PTBT, Partial Test Ban Treaty

dt.: Partieller Atomteststoppvertrag

Die erste erfolgreiche Beschränkung von Atomwaffentests war das, am 25. Juli 1963 zwischen den USA und der UdSSR geschlossene Abkommen über ein partielles Testverbot (PTBT = Partial Test Ban Treaty), das alle Atomwaffentests in der Atmosphäre, unter Wasser und im Weltraum ausschloss.

Der Vertrag trat am 10. Oktober 1963 in Kraft und bedeutete das Ende aller Tests in der Atmosphäre durch die Vereinigten Staaten, die Sowjetunion und Großbritannien. Frankreich und China, die den Vertrag nicht unterzeichnet hatten, setzten ihre Versuchsprogramme in der Atmosphäre noch einige Zeit fort.

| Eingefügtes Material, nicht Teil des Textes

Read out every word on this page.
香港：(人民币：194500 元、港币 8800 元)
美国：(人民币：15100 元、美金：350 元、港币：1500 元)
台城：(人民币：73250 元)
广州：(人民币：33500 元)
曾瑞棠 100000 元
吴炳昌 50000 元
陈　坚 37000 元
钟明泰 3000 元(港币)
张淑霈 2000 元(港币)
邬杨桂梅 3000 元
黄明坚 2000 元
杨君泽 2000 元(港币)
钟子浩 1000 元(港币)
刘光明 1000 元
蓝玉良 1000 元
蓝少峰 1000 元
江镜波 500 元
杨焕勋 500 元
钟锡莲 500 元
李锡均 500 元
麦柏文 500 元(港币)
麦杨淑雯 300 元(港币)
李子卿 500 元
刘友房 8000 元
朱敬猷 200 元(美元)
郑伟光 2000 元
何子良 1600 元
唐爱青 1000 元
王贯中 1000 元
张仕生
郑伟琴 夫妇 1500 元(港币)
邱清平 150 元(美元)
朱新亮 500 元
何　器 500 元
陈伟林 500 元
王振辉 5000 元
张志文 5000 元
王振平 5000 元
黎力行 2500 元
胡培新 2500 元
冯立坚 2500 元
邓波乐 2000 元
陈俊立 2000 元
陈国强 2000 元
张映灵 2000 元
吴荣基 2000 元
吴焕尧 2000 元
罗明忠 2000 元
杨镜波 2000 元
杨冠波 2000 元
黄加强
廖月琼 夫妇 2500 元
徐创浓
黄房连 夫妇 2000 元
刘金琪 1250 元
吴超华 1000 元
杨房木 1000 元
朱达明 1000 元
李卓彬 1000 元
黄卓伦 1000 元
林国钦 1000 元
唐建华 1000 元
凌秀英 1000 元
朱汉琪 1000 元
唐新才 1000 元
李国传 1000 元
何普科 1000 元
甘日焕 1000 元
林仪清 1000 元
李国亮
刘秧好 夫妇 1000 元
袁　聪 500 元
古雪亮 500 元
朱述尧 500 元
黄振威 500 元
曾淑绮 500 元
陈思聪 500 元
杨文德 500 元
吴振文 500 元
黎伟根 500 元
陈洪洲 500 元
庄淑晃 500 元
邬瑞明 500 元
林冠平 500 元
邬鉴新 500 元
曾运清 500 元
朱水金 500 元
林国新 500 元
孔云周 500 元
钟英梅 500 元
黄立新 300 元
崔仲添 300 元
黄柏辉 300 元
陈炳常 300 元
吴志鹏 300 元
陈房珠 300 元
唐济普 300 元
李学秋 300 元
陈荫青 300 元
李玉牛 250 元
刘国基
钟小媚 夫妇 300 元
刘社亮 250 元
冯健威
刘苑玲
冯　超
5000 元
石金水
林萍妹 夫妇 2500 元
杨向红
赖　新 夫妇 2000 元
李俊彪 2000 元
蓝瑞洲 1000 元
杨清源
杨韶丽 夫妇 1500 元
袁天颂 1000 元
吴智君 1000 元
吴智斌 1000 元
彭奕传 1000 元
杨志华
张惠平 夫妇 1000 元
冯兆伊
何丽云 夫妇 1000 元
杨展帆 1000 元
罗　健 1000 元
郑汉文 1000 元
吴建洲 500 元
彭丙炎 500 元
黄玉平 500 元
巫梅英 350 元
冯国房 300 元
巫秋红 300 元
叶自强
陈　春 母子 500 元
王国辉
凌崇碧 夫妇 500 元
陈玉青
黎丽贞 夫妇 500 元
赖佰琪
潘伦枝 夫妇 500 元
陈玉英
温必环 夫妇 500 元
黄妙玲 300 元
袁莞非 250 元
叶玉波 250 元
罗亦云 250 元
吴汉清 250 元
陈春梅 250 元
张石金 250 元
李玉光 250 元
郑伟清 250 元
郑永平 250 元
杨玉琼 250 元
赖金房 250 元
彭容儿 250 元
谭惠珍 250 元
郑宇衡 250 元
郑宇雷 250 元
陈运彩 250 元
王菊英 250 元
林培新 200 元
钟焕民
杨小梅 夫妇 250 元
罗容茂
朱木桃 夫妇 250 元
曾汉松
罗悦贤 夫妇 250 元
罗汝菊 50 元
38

125 Staaten sind dem Abkommen beigetreten. Der Vertrag über das Verbot von Kernwaffentests in der Atmosphäre, im Weltraum und unter Wasser verminderte zwar die radioaktive Verseuchung der Umwelt, führte jedoch keinesfalls zu einer Verlangsamung der Testprogramme, geschweige denn einer Abkehr von Versuchsexplosionen. Nach Abschluss des Vertrages fanden weiterhin unvermindert Atomtests statt, aber unterirdisch. Diese Tests verletzten den partiellen Teststoppvertrag zwar nicht, führten aber häufiger zur Freisetzung von Radioaktivität.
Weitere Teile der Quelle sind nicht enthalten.